Although both Tyreek Hill and Travis Kelce fall loosely into the chalk category this week, the idea of “chalk” must be viewed objectively and relatively. In other words, even though they are both expected to be amongst the highest-owned players on the slate, we’re only talking about 12-15% ownership based on current projections. At the beginning of the season, if I told you there were going to be only three to four weeks where both Tyreek Hill and Travis Kelce fell below 15% ownership on the same week in 2021, you’d want to play them in those weeks, right? Patrick Mahomes is checking in around 10% expected ownership. What about the Eagles? Jalen Hurts: 4-5% ownership. Miles Sanders: 2-3% ownership. Every Eagle wide receiver: sub 1% ownership. What is the easiest path to ceiling games from the Chiefs? For the Eagles to force them into continued aggression. The proverbial stars are aligning for this game to be played incorrectly by the field, something we should be looking to capitalize on this week.
Check this out, no, really, it’s totally cool. Six Rams players are currently projected to carry more ownership than the top Cardinals player.
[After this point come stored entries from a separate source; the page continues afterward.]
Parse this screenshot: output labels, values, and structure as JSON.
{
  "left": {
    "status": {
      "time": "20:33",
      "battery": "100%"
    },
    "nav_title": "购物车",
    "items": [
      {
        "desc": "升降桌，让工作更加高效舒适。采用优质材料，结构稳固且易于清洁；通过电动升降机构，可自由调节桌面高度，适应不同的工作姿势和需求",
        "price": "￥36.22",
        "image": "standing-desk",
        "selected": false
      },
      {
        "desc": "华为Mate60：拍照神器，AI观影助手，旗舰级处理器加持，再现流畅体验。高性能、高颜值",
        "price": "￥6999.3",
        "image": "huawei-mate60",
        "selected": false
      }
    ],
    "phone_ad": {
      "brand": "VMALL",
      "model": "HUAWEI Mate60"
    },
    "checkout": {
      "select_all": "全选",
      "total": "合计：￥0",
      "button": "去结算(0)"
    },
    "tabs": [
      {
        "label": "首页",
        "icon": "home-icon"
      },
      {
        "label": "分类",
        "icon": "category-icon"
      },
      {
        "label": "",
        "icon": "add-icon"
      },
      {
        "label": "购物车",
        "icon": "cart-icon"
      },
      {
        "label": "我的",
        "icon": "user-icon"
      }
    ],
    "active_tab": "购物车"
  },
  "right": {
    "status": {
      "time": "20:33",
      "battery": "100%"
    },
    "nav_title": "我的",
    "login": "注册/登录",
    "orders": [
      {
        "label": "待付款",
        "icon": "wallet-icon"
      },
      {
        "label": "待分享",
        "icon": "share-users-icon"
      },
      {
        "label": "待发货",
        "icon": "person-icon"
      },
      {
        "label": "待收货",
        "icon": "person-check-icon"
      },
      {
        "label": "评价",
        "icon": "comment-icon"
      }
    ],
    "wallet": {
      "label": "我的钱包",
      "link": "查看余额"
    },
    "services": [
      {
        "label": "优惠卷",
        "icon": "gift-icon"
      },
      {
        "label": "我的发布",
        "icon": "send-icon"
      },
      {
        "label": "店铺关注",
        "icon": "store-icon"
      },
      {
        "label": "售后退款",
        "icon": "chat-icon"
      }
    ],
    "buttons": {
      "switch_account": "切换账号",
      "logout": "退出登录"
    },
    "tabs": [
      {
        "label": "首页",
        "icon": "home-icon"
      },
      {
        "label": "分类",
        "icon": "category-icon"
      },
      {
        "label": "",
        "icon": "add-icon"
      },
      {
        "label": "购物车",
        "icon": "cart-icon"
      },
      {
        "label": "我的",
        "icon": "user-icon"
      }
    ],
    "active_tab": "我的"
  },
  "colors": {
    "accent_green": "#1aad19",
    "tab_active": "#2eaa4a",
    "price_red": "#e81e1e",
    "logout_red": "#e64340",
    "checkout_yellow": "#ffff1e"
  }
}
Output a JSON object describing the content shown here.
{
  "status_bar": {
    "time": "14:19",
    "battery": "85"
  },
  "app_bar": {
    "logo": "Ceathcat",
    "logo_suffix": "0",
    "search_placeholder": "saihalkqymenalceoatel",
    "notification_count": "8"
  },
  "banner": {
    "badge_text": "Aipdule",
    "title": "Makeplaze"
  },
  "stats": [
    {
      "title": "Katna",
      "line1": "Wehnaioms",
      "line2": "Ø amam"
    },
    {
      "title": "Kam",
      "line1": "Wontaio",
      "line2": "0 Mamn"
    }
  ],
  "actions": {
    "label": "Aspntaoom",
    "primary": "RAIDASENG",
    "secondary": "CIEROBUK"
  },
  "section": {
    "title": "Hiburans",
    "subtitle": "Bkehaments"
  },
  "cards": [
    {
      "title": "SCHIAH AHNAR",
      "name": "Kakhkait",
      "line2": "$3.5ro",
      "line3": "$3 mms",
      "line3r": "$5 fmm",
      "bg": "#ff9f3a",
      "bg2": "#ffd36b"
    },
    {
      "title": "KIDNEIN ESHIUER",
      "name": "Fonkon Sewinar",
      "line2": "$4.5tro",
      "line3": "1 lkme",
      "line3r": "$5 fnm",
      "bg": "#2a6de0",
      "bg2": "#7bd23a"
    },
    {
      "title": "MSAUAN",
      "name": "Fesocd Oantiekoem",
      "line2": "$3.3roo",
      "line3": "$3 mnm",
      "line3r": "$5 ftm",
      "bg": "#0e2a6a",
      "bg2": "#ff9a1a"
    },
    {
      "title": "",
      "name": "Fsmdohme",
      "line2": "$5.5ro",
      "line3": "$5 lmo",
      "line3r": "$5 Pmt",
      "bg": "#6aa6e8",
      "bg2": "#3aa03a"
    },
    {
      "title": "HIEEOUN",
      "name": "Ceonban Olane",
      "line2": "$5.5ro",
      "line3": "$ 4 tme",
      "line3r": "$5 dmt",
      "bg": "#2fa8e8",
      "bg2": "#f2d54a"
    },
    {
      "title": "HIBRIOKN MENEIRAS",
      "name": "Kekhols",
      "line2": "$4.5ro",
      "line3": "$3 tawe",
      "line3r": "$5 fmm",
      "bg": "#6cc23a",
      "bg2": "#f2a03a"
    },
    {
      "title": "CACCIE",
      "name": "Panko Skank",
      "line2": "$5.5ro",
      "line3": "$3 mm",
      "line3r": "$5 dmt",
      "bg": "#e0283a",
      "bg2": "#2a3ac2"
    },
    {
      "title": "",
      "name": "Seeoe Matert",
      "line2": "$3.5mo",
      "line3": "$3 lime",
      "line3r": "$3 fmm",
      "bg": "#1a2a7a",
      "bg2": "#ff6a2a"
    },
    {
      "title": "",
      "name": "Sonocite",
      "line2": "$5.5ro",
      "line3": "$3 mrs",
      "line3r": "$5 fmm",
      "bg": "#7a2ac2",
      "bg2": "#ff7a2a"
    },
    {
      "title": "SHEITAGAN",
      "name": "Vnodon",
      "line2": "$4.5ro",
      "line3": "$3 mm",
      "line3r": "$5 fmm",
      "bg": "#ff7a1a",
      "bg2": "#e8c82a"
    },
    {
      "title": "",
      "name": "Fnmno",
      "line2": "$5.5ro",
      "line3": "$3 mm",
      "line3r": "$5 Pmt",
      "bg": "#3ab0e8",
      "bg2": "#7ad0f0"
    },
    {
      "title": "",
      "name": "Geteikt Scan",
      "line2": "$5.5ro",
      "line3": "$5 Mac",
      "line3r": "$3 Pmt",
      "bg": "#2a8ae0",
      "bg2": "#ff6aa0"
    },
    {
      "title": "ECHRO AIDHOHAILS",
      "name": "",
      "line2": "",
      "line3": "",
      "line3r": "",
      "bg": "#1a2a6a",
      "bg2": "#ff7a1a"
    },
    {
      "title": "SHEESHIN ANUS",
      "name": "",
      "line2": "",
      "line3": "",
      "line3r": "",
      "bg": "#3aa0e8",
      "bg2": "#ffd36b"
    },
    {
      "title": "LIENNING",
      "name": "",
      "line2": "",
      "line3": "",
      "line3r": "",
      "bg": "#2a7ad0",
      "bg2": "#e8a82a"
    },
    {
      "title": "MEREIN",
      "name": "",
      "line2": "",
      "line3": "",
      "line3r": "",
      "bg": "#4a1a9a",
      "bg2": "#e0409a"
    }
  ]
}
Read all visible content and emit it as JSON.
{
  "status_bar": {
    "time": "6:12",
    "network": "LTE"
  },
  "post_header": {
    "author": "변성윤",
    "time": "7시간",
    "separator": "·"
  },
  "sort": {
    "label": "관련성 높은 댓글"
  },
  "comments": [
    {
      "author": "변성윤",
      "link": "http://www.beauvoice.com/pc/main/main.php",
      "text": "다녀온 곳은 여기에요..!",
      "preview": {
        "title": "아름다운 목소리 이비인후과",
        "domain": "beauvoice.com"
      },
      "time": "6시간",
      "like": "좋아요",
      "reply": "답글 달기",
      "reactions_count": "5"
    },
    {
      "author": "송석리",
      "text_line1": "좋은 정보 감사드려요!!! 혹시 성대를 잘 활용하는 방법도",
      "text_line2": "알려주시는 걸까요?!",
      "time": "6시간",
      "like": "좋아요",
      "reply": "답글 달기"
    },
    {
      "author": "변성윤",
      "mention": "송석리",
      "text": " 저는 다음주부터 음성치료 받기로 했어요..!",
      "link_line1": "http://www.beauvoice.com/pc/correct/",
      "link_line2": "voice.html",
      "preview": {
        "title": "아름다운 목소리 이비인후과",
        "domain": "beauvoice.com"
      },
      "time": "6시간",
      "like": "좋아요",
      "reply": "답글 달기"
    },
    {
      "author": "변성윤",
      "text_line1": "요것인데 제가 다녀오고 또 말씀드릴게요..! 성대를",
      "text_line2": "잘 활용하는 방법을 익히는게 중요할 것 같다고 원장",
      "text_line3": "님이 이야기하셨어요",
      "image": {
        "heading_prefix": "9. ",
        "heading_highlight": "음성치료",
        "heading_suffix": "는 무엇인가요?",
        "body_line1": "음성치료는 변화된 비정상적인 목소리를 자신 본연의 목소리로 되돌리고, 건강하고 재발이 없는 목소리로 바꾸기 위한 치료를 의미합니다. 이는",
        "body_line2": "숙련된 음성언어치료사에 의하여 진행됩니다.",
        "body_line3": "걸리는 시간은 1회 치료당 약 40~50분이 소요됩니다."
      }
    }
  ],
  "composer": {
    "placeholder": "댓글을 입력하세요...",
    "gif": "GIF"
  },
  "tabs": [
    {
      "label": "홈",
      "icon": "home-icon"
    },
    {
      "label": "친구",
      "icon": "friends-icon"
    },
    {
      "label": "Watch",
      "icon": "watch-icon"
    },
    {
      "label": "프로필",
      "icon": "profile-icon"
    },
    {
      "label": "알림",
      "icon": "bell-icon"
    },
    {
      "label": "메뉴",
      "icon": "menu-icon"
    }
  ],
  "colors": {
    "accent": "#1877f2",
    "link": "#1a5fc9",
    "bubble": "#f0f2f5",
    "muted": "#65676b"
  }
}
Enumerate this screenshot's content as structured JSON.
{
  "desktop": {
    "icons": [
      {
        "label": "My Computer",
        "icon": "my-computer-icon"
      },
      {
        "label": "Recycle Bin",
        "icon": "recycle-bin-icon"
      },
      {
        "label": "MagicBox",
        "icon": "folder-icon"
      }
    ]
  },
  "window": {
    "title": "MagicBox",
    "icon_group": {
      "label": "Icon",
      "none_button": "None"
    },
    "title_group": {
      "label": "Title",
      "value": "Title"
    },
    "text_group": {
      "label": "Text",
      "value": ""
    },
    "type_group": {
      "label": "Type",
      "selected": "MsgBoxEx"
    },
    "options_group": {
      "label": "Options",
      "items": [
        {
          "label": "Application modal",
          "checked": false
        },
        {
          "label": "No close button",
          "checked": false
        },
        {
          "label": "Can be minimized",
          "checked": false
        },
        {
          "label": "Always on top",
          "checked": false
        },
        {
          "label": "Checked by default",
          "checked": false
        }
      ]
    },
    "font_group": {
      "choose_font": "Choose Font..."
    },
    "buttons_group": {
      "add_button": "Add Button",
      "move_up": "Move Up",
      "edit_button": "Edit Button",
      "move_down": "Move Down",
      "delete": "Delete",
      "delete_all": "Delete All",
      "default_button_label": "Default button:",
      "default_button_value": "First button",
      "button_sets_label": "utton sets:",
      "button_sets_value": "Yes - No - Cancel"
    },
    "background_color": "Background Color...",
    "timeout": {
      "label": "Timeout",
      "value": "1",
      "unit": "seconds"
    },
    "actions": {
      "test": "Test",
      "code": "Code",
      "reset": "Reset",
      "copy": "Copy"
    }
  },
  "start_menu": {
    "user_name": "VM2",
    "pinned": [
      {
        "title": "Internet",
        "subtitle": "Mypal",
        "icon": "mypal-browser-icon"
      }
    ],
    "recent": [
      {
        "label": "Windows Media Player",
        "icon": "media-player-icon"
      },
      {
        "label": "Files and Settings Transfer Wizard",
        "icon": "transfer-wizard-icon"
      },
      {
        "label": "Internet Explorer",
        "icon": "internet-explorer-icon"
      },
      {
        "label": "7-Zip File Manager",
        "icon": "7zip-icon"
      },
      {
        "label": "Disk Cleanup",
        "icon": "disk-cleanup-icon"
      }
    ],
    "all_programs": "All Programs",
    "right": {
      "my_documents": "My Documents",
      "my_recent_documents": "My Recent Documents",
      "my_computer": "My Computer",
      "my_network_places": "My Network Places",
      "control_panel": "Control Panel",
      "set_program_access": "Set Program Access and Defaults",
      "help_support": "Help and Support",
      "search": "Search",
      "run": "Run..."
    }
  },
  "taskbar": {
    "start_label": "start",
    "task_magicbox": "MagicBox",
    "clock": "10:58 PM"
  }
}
All of Cooper Kupp, Robert Woods, Darrell Henderson, Matthew Stafford, Tyler Higbee, and DeSean freaking Jackson are currently projected for more ownership than Kyler Murray, DeAndre Hopkins, and co. That’s kind of silly, no? For the simple act of correlated pairings to be considered not only viable but massive leverage this far into the season is egregious. So, go ahead and play your Rams, just do so with the game environment in mind!
The Titans have allowed 28.0 points per game and the Jets’ first three opponents this season are three of the top five defenses in the league through three weeks. Let’s not jump to any overarching conclusions about this offense just yet. The likeliest scenario lands Wilson in the 35-40 pass attempt range, with an injury-thinned pass-catching corps that should feature Corey Davis and Jamison Crowder heavily (Wilson has targeted wide receivers on 72% of his passes this season). The trio costs a combined salary of $14,600 and 5x on that salary is not out of the question, at ridiculously low ownership to boot.
What ownership that does flow through the Bills is highly likely to be naked or one pass-catcher paired with Allen, meaning a great deal of leverage can be generated by loading up here. A bring-back doesn’t feel necessary, but Brandin Cooks can be added for correlated rosters than play to the game environment.
Keep an eye on the statuses of both George Kittle and Elijah Mitchell. The offense loses a massive chunk of its run game should both miss, and nobody would be on a likely heavily concentrated pass offense flowing primarily through Deebo Samuel and Brandon Aiyuk. Stack ‘em up with Jimmy Garoppolo for a leveraged upside stack and include your favorite Seahawk, as expected increased pass volume from the Niners would mean more fantasy goodness for all!